Flow boiling enhancement by bubble mobility on heterogeneous wetting surface in microchannel

During flow boiling in microchannels, the physics of a bubble is closely related to the heat transfer performance of different hydrophobic patterns. However, the heat transfer properties of various patterns are yet to be investigated. In this study, we conducted a numerical investigation into bubble coalescence characteristics and heat transfer performance of three patterns, namely crosswise, parallel, and dotted patterns, for flow boiling in a microchannel, and evaluated the influence of the hydrophobic area fraction for each pattern. In the transport equation, we employed a mass transfer model based on a two-phase mixture flow for the vaporization and condensation processes.
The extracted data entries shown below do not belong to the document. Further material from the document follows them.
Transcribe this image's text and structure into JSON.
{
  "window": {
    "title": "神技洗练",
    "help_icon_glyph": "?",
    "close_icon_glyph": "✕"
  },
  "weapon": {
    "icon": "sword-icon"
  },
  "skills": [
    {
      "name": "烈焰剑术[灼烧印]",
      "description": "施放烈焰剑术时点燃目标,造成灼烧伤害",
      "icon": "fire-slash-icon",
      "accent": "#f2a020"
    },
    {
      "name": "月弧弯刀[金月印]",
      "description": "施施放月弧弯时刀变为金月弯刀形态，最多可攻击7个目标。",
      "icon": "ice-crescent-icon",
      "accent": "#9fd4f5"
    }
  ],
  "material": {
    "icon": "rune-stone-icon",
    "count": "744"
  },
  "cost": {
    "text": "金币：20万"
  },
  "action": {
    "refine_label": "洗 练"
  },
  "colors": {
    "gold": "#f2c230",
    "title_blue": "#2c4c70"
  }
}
In addition, we used the volume-of-fluid method to track the dispersed phase's interface using the local volume fraction. Although the parallel pattern at low mass flux facilitating bubble movement exhibited a good heat transfer performance, the dotted pattern displayed a better performance at high mass fluxes due to its higher nucleation site density. Additionally, very wide or narrow hydrophobic areas are unsuitable for heat transfer. Narrow areas limit bubble nucleation. A hydrophobic area fraction of 0.165 for the crossed pattern and of 0.32 for the parallel and dotted pattern produced the best heat transfer performances.